这里的数据是在交叉验证过程中对模型超参数进行调优的结果,由于篇幅过大其中省略号为每折重复的过程具体查看代码输出,包括每个分割(split)的测试得分(splitX_test_score)、每个超参数(如bootstrap、max_depth等)的设置(param_X)、每次拟合和评分的平均时间(mean_fit_time和mean_score_time)、标准差(std_fit_time和std_score_time),以及最终的测试得分和排名(mean_test_score和rank_test_score)。每一项结果都展示了该模型在不同超参数配置下的表现,用于选择最优的参数和模型配置

  
# 提取最优模型每折成绩  
max_scores_lgbm = [cv_results_lgbm[f'split{i}_test_score'][best_rank_index] for i in range(10)]  
print("最优参数每折 AUC 成绩:", max_scores_lgbm )  
mean_score_lgbm = np.mean(max_scores_lgbm)  # 计算平均成绩  
std_score_lgbm = np.std(max_scores_lgbm)  # 计算标准差  
print("Mean of the best scores (across folds):", mean_score_lgbm)  
print("Standard deviation of the best scores (across folds):", std_score_lgbm)
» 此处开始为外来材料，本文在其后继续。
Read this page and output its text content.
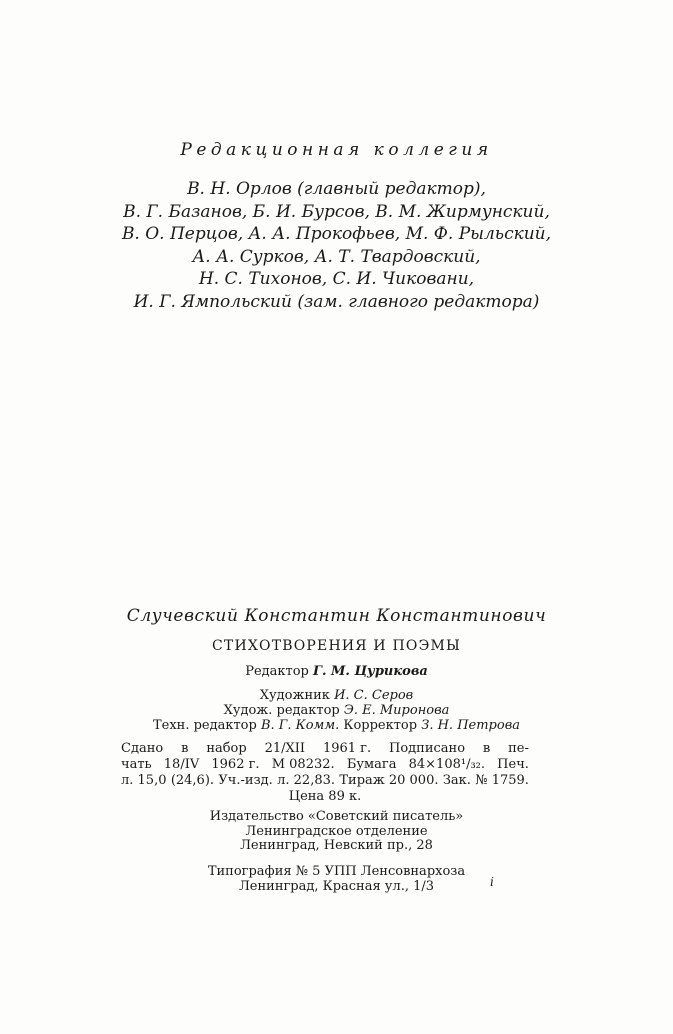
Редакционная коллегия
В. Н. Орлов (главный редактор),
В. Г. Базанов, Б. И. Бурсов, В. М. Жирмунский,
В. О. Перцов, А. А. Прокофьев, М. Ф. Рыльский,
А. А. Сурков, А. Т. Твардовский,
Н. С. Тихонов, С. И. Чиковани,
И. Г. Ямпольский (зам. главного редактора)
Случевский Константин Константинович
СТИХОТВОРЕНИЯ И ПОЭМЫ
Редактор Г. М. Цурикова
Художник И. С. Серов
Худож. редактор Э. Е. Миронова
Техн. редактор В. Г. Комм. Корректор З. Н. Петрова
Сдано в набор 21/XII 1961 г. Подписано в пе-
чать 18/IV 1962 г. М 08232. Бумага 84×108¹/₃₂. Печ.
л. 15,0 (24,6). Уч.-изд. л. 22,83. Тираж 20 000. Зак. № 1759.
Цена 89 к.
Издательство «Советский писатель»
Ленинградское отделение
Ленинград, Невский пр., 28
Типография № 5 УПП Ленсовнархоза
Ленинград, Красная ул., 1/3	i
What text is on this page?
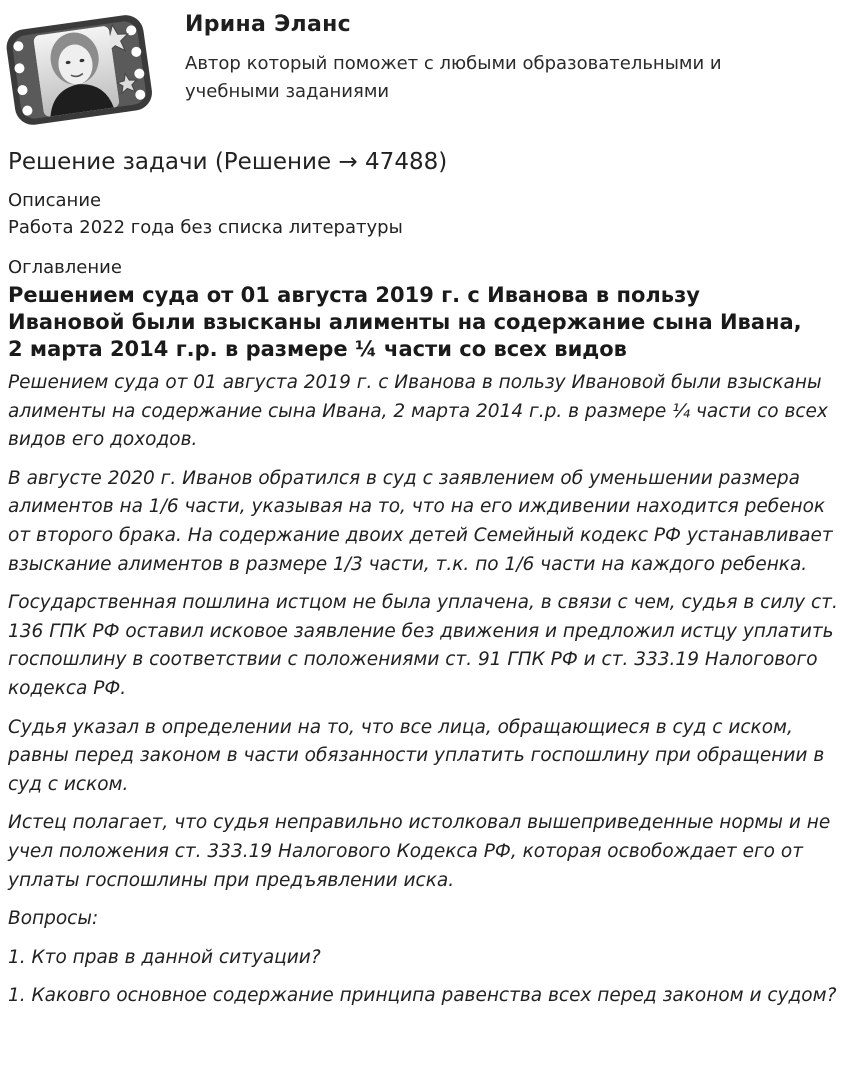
Ирина Эланс

Автор который поможет с любыми образовательными и учебными заданиями

Решение задачи (Решение → 47488)
Описание
Работа 2022 года без списка литературы
Оглавление
Решением суда от 01 августа 2019 г. с Иванова в пользу Ивановой были взысканы алименты на содержание сына Ивана, 2 марта 2014 г.р. в размере ¼ части со всех видов

Решением суда от 01 августа 2019 г. с Иванова в пользу Ивановой были взысканы алименты на содержание сына Ивана, 2 марта 2014 г.р. в размере ¼ части со всех видов его доходов.

В августе 2020 г. Иванов обратился в суд с заявлением об уменьшении размера алиментов на 1/6 части, указывая на то, что на его иждивении находится ребенок от второго брака. На содержание двоих детей Семейный кодекс РФ устанавливает взыскание алиментов в размере 1/3 части, т.к. по 1/6 части на каждого ребенка.

Государственная пошлина истцом не была уплачена, в связи с чем, судья в силу ст. 136 ГПК РФ оставил исковое заявление без движения и предложил истцу уплатить госпошлину в соответствии с положениями ст. 91 ГПК РФ и ст. 333.19 Налогового кодекса РФ.

Судья указал в определении на то, что все лица, обращающиеся в суд с иском, равны перед законом в части обязанности уплатить госпошлину при обращении в суд с иском.

Истец полагает, что судья неправильно истолковал вышеприведенные нормы и не учел положения ст. 333.19 Налогового Кодекса РФ, которая освобождает его от уплаты госпошлины при предъявлении иска.

Вопросы:

1. Кто прав в данной ситуации?

1. Каковго основное содержание принципа равенства всех перед законом и судом?
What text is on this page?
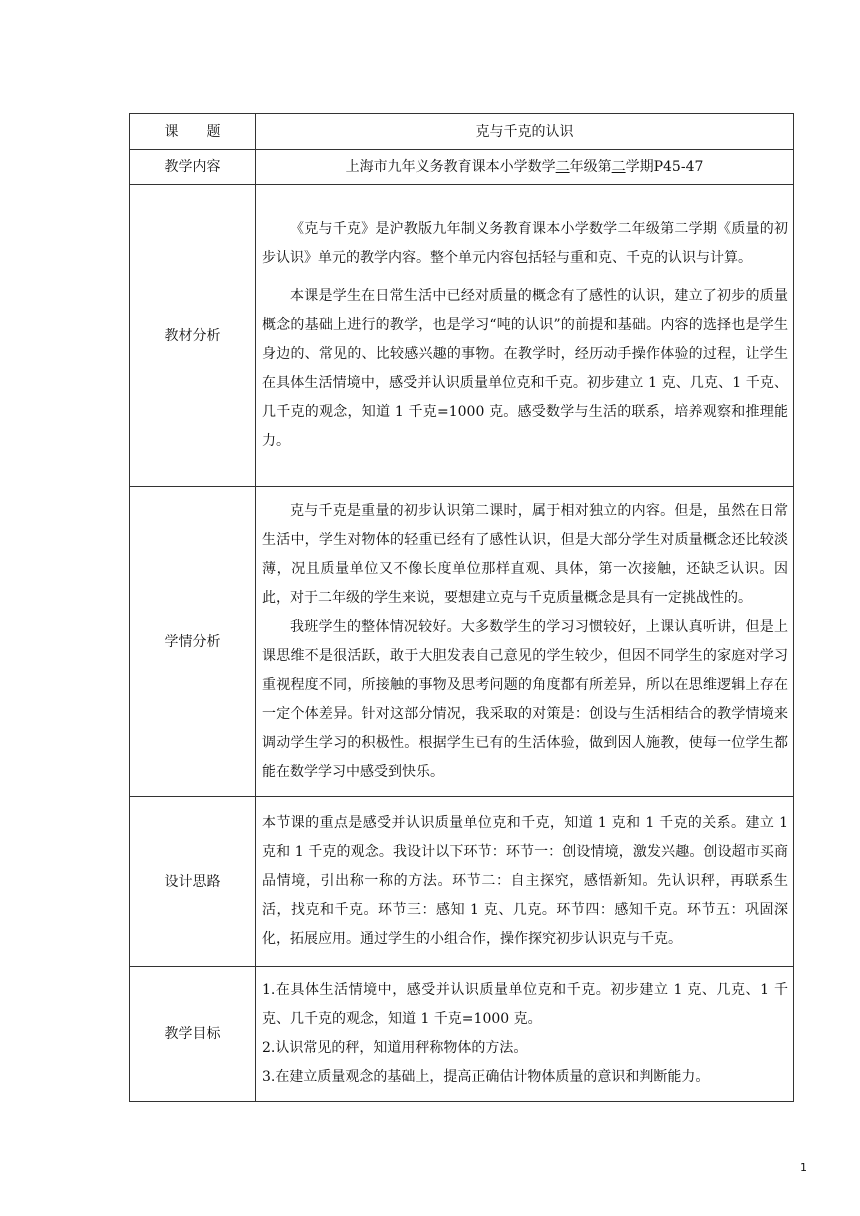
课　　题	克与千克的认识
教学内容	上海市九年义务教育课本小学数学二年级第二学期P45-47
教材分析	《克与千克》是沪教版九年制义务教育课本小学数学二年级第二学期《质量的初步认识》单元的教学内容。整个单元内容包括轻与重和克、千克的认识与计算。

本课是学生在日常生活中已经对质量的概念有了感性的认识，建立了初步的质量概念的基础上进行的教学，也是学习“吨的认识”的前提和基础。内容的选择也是学生身边的、常见的、比较感兴趣的事物。在教学时，经历动手操作体验的过程，让学生在具体生活情境中，感受并认识质量单位克和千克。初步建立 1 克、几克、1 千克、几千克的观念，知道 1 千克=1000 克。感受数学与生活的联系，培养观察和推理能力。

学情分析	克与千克是重量的初步认识第二课时，属于相对独立的内容。但是，虽然在日常生活中，学生对物体的轻重已经有了感性认识，但是大部分学生对质量概念还比较淡薄，况且质量单位又不像长度单位那样直观、具体，第一次接触，还缺乏认识。因此，对于二年级的学生来说，要想建立克与千克质量概念是具有一定挑战性的。

我班学生的整体情况较好。大多数学生的学习习惯较好，上课认真听讲，但是上课思维不是很活跃，敢于大胆发表自己意见的学生较少，但因不同学生的家庭对学习重视程度不同，所接触的事物及思考问题的角度都有所差异，所以在思维逻辑上存在一定个体差异。针对这部分情况，我采取的对策是：创设与生活相结合的教学情境来调动学生学习的积极性。根据学生已有的生活体验，做到因人施教，使每一位学生都能在数学学习中感受到快乐。

设计思路	本节课的重点是感受并认识质量单位克和千克，知道 1 克和 1 千克的关系。建立 1 克和 1 千克的观念。我设计以下环节：环节一：创设情境，激发兴趣。创设超市买商品情境，引出称一称的方法。环节二：自主探究，感悟新知。先认识秤，再联系生活，找克和千克。环节三：感知 1 克、几克。环节四：感知千克。环节五：巩固深化，拓展应用。通过学生的小组合作，操作探究初步认识克与千克。

教学目标	1.在具体生活情境中，感受并认识质量单位克和千克。初步建立 1 克、几克、1 千克、几千克的观念，知道 1 千克=1000 克。

2.认识常见的秤，知道用秤称物体的方法。

3.在建立质量观念的基础上，提高正确估计物体质量的意识和判断能力。

1
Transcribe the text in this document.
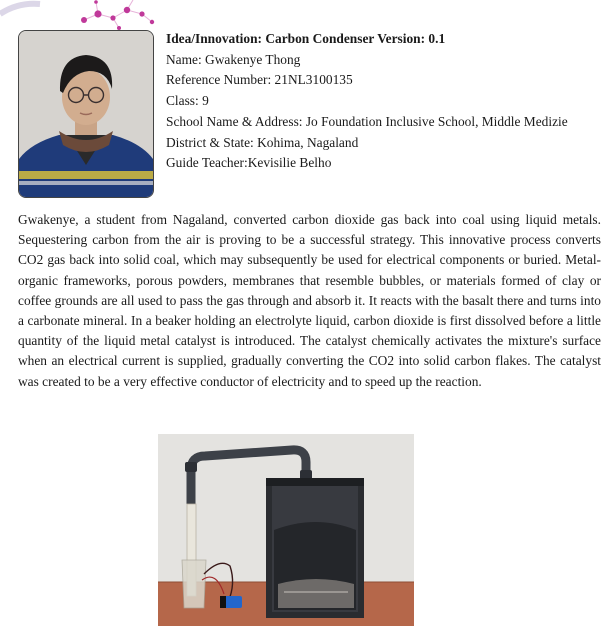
Idea/Innovation: Carbon Condenser Version: 0.1
Name: Gwakenye Thong
Reference Number: 21NL3100135
Class: 9
School Name & Address: Jo Foundation Inclusive School, Middle Medizie
District & State: Kohima, Nagaland
Guide Teacher:Kevisilie Belho

Gwakenye, a student from Nagaland, converted carbon dioxide gas back into coal using liquid metals. Sequestering carbon from the air is proving to be a successful strategy. This innovative process converts CO2 gas back into solid coal, which may subsequently be used for electrical components or buried. Metal-organic frameworks, porous powders, membranes that resemble bubbles, or materials formed of clay or coffee grounds are all used to pass the gas through and absorb it. It reacts with the basalt there and turns into a carbonate mineral. In a beaker holding an electrolyte liquid, carbon dioxide is first dissolved before a little quantity of the liquid metal catalyst is introduced. The catalyst chemically activates the mixture's surface when an electrical current is supplied, gradually converting the CO2 into solid carbon flakes. The catalyst was created to be a very effective conductor of electricity and to speed up the reaction.
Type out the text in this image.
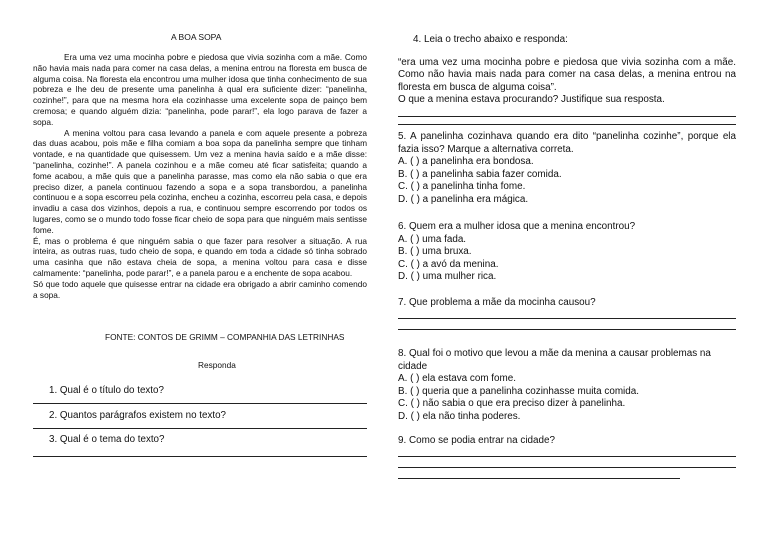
A BOA SOPA

Era uma vez uma mocinha pobre e piedosa que vivia sozinha com a mãe. Como não havia mais nada para comer na casa delas, a menina entrou na floresta em busca de alguma coisa. Na floresta ela encontrou uma mulher idosa que tinha conhecimento de sua pobreza e lhe deu de presente uma panelinha à qual era suficiente dizer: “panelinha, cozinhe!”, para que na mesma hora ela cozinhasse uma excelente sopa de painço bem cremosa; e quando alguém dizia: “panelinha, pode parar!”, ela logo parava de fazer a sopa.

A menina voltou para casa levando a panela e com aquele presente a pobreza das duas acabou, pois mãe e filha comiam a boa sopa da panelinha sempre que tinham vontade, e na quantidade que quisessem. Um vez a menina havia saído e a mãe disse: “panelinha, cozinhe!”. A panela cozinhou e a mãe comeu até ficar satisfeita; quando a fome acabou, a mãe quis que a panelinha parasse, mas como ela não sabia o que era preciso dizer, a panela continuou fazendo a sopa e a sopa transbordou, a panelinha continuou e a sopa escorreu pela cozinha, encheu a cozinha, escorreu pela casa, e depois invadiu a casa dos vizinhos, depois a rua, e continuou sempre escorrendo por todos os lugares, como se o mundo todo fosse ficar cheio de sopa para que ninguém mais sentisse fome.

É, mas o problema é que ninguém sabia o que fazer para resolver a situação. A rua inteira, as outras ruas, tudo cheio de sopa, e quando em toda a cidade só tinha sobrado uma casinha que não estava cheia de sopa, a menina voltou para casa e disse calmamente: “panelinha, pode parar!”, e a panela parou e a enchente de sopa acabou.

Só que todo aquele que quisesse entrar na cidade era obrigado a abrir caminho comendo a sopa.

FONTE: CONTOS DE GRIMM – COMPANHIA DAS LETRINHAS
Responda
1. Qual é o título do texto?
2. Quantos parágrafos existem no texto?
3. Qual é o tema do texto?

4. Leia o trecho abaixo e responda:

“era uma vez uma mocinha pobre e piedosa que vivia sozinha com a mãe. Como não havia mais nada para comer na casa delas, a menina entrou na floresta em busca de alguma coisa”.

O que a menina estava procurando? Justifique sua resposta.

5. A panelinha cozinhava quando era dito “panelinha cozinhe”, porque ela fazia isso? Marque a alternativa correta.

A. ( ) a panelinha era bondosa.

B. ( ) a panelinha sabia fazer comida.

C. ( ) a panelinha tinha fome.

D. ( ) a panelinha era mágica.

6. Quem era a mulher idosa que a menina encontrou?

A. ( ) uma fada.

B. ( ) uma bruxa.

C. ( ) a avó da menina.

D. ( ) uma mulher rica.

7. Que problema a mãe da mocinha causou?

8. Qual foi o motivo que levou a mãe da menina a causar problemas na cidade

A. ( ) ela estava com fome.

B. ( ) queria que a panelinha cozinhasse muita comida.

C. ( ) não sabia o que era preciso dizer à panelinha.

D. ( ) ela não tinha poderes.

9. Como se podia entrar na cidade?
提取最优参数下模型在每一折交叉验证中最优参数对应的AUC成绩,计算并输出这些成绩的平均值和标准差

  
最优参数每折 AUC 成绩: [0.8782051282051282, 0.8269230769230769, 0.8012820512820513, 0.7243589743589743, 0.8333333333333334, 0.888888888888889, 1.0, 0.9652777777777778, 0.9305555555555556, 0.9583333333333334]  
Mean of the best scores (across folds): 0.880715811965812  
Standard deviation of the best scores (across folds): 0.08115230532038907

picture.image

在10折交叉验证中,每一折训练后模型的最佳AUC分数被计算得出,AUC值越高代表模型性能越好。计算这些最佳AUC成绩的平均值,结果为0.8807,表示模型在所有交叉验证折中的整体表现,这也是我们在进行超参数优化时,依据最大平均AUC值来选择最佳参数。标准差为0.0812,反映了模型性能的稳定性。较低的标准差意味着模型在不同折间表现一致,而较高的标准差则表明模型在不同折上的性能波动较大,可以发现在参考文献中评价模型时也在参考这个标准差

接下来,同样的流程应用于XGBoost和RF模型的构建与优化即可

  
from sklearn.model_selection import cross_val_score  
from sklearn.linear_model import LogisticRegression  
from sklearn.ensemble import StackingClassifier  
  
# 初始化基础学习器  
base_learners = [  
    ('lgbm', best_lgbm_model),  
    ('xgb', best_xgb_model),  
    ('rf', best_rf_model)  
]  
  
# 使用 LogisticRegression 作为元模型,并且应用 L1 正则化 (Lasso)  
meta_model = LogisticRegression(penalty='l1', solver='liblinear', random_state=random_seed)  
  
# 创建 StackingClassifier  
stacking_model = StackingClassifier(  
    estimators=base_learners,   
    final_estimator=meta_model,   
    stack_method='predict_proba',  # 使用 predict_proba 提取概率作为元模型的输入  
    n_jobs=-1  
)  
  
# 拟合堆叠模型  
print("Training StackingClassifier...")  
stacking_model.fit(X_train, y_train)

使用LightGBM、XGBoost和RF作为基础学习器,并将逻辑回归作为元模型,利用L1正则化(Lasso回归)进行堆叠分类模型的构建和训练。文献中提到使用Lasso回归作为元模型,但在Python的StackingClassifier中,直接使用Lasso回归会报错,因为Lasso回归是回归模型,适用于连续性目标变量。为了解决这个问题,这里采用逻辑回归作为二分类元模型,并通过L1正则化使其具有Lasso回归的效果,从而实现堆叠模型

  
from sklearn.model_selection import KFold  
# 创建 KFold,显式设置随机种子  
kf = KFold(n_splits=10, shuffle=True, random_state=random_seed)  
  
# 使用10折交叉验证,并计算AUC  
print("Performing 10-fold cross-validation with AUC...")  
cv_auc_scores = cross_val_score(  
    stacking_model,   
    X_train,   
    y_train,   
    cv=kf,  # 使用自定义的KFold进行交叉验证  
    scoring='roc_auc',  # AUC作为评估指标  
    n_jobs=-1  # 并行计算  
)  
  
# 计算均值和标准差  
mean_score_stacking = np.mean(cv_auc_scores)  
std_score_stacking = np.std(cv_auc_scores)  
  
# 输出堆叠模型的均值和标准差  
print("Mean of the best AUC scores (across folds) for stacking model:", mean_score_stacking)  
print("Standard deviation of the best AUC scores (across folds) for stacking model:", std_score_stacking)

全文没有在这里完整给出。